Une négociation sur le “Protocole d’accord préélectoral” définissant les modalités encadrant les élections professionnelles vient de se terminer. Afin de préparer la scission, cette année les élections professionnelles se feront sur 2 périmètres distincts : MeTS et Service de Paiement.
Résumé de son contenu :
- Les élections se font sur 3 jours ouvrés, la direction indique ne pas avoir la capacité d’allonger la durée de vote sur aucun des deux tours. De 9h j1 à 17h j3.
L’avis CFTC : C’était précédemment sur 5,5jours ouvrés de 9h j1 à 13h j6 et à cheval sur 2 semaines calendaires (bien plus favorable à un nombre important de votant)
- Le minimum légal de sièges : 20 chez MeTS et 22 chez Service de Paiement
On avait précédemment 2 sièges suppra-légaux (encore une réduction ici)

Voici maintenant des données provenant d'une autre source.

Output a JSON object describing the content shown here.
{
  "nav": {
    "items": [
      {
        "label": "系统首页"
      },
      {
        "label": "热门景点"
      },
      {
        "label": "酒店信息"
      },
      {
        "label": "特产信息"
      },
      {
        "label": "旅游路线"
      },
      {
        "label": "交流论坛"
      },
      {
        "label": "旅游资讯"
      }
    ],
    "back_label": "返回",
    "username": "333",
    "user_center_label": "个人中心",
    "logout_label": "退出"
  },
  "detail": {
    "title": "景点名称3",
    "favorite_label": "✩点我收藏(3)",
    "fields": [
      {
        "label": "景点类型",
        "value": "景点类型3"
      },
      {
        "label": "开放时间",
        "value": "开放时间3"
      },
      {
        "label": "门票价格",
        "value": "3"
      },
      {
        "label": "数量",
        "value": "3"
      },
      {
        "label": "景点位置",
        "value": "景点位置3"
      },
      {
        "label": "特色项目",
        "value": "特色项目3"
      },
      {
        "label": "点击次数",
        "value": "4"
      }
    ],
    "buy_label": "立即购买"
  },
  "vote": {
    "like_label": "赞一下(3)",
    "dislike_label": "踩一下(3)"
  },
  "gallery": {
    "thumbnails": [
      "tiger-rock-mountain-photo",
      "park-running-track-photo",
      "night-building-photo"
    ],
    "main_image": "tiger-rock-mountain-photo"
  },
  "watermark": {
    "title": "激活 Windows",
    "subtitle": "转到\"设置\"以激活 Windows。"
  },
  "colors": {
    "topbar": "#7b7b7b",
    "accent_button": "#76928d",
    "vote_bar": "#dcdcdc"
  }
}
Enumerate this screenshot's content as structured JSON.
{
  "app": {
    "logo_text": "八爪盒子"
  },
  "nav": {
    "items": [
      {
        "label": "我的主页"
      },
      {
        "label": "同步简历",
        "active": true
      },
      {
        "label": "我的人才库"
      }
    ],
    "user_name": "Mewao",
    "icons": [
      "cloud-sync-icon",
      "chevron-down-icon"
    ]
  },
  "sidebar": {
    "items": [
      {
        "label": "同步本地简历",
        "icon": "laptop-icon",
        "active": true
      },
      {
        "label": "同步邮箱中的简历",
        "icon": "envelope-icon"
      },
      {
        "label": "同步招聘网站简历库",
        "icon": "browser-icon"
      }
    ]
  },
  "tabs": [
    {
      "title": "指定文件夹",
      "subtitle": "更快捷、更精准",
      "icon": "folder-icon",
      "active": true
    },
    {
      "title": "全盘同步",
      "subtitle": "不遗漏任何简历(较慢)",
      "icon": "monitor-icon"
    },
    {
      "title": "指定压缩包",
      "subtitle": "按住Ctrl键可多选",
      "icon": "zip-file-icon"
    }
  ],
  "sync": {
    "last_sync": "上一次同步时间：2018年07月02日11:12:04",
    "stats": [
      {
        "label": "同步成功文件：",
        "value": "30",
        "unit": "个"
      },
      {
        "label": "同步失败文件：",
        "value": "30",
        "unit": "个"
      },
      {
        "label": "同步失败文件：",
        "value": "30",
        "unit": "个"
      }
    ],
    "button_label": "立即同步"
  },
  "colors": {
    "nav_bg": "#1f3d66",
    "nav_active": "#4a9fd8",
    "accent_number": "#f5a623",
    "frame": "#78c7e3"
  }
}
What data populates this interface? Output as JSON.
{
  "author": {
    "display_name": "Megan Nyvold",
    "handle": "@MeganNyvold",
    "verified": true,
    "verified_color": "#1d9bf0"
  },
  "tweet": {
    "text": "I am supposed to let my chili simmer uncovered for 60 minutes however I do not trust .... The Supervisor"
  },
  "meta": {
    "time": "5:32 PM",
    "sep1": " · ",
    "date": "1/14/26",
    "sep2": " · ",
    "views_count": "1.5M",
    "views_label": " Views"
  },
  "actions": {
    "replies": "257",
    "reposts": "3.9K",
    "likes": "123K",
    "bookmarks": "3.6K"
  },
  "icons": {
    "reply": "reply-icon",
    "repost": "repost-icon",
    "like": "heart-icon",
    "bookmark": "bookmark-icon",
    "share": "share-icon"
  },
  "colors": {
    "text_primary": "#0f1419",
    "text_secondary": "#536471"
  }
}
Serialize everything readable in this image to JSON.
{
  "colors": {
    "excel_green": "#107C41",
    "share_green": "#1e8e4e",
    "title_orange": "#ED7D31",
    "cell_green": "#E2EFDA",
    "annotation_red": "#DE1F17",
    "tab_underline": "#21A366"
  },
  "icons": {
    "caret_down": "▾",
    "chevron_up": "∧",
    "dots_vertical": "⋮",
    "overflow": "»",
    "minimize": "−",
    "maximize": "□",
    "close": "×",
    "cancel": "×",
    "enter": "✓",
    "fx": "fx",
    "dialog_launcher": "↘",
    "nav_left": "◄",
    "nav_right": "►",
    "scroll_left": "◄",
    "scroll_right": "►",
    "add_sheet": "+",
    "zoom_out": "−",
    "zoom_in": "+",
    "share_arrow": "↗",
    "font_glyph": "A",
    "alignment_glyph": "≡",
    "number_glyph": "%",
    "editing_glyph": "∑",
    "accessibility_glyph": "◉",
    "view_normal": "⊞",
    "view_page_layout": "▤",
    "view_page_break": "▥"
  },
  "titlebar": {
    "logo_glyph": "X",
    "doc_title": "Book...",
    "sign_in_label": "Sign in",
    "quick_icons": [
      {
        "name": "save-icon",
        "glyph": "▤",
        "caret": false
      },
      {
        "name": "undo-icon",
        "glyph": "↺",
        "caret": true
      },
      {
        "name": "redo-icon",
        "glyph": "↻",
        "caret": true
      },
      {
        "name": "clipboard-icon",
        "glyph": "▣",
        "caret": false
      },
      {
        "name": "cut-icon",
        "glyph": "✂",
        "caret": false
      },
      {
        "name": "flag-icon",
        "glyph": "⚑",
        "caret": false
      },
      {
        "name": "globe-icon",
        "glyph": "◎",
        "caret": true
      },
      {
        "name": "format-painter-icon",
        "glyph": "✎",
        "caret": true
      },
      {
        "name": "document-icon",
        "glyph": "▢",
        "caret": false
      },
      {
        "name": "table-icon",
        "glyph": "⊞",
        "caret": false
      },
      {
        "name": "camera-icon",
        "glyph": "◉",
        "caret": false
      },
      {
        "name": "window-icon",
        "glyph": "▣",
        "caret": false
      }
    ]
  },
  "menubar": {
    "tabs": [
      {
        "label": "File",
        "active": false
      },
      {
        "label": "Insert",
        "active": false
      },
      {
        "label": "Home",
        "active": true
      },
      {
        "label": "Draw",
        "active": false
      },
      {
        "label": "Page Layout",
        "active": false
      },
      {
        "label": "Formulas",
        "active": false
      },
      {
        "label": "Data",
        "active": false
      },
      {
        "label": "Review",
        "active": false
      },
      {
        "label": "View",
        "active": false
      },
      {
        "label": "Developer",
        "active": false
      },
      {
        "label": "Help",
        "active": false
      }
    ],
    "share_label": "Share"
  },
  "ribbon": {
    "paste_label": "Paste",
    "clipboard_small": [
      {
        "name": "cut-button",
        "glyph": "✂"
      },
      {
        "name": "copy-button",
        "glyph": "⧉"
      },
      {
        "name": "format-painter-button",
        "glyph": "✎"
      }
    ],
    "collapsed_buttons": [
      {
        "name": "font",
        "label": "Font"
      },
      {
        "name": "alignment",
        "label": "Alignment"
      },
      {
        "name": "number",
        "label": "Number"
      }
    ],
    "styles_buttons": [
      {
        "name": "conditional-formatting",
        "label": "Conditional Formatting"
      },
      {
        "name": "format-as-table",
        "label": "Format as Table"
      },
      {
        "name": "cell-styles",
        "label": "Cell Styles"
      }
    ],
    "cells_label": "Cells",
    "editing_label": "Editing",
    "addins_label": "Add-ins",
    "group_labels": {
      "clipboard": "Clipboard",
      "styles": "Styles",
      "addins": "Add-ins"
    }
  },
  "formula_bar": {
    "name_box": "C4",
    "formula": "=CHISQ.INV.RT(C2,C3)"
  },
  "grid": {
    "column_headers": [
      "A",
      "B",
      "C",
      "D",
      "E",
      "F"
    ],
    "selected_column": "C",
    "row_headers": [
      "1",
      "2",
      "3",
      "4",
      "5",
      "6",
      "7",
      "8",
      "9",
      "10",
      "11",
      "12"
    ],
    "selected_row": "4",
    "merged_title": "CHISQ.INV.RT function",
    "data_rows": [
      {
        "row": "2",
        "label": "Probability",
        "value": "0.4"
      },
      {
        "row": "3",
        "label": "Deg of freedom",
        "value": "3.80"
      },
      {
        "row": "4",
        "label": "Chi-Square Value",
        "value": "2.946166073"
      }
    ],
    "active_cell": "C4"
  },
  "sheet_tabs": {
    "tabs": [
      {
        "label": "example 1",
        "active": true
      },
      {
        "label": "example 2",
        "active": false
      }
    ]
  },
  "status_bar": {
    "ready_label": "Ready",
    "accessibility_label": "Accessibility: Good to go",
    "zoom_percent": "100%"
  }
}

- Le droit d’effectuer une visio par organisation syndicale d’une heure entre midi et deux pour la campagne
C’est nouveau et plus adaptés à notre mode de vie avec beaucoup de télétravail
- L’envoi de nos tracts de campagne en 72h maximum (on a droit à 2 tracts avant le 1er tour, 1 entre deux tours et 1 suite aux résultats)
- La procédure de connexion au site de vote et de récupération des identifiants / mot de passe se fera par mail
Les identifiants étaient envoyés par voie postale précédemment, c’est bien plus pratique par mail !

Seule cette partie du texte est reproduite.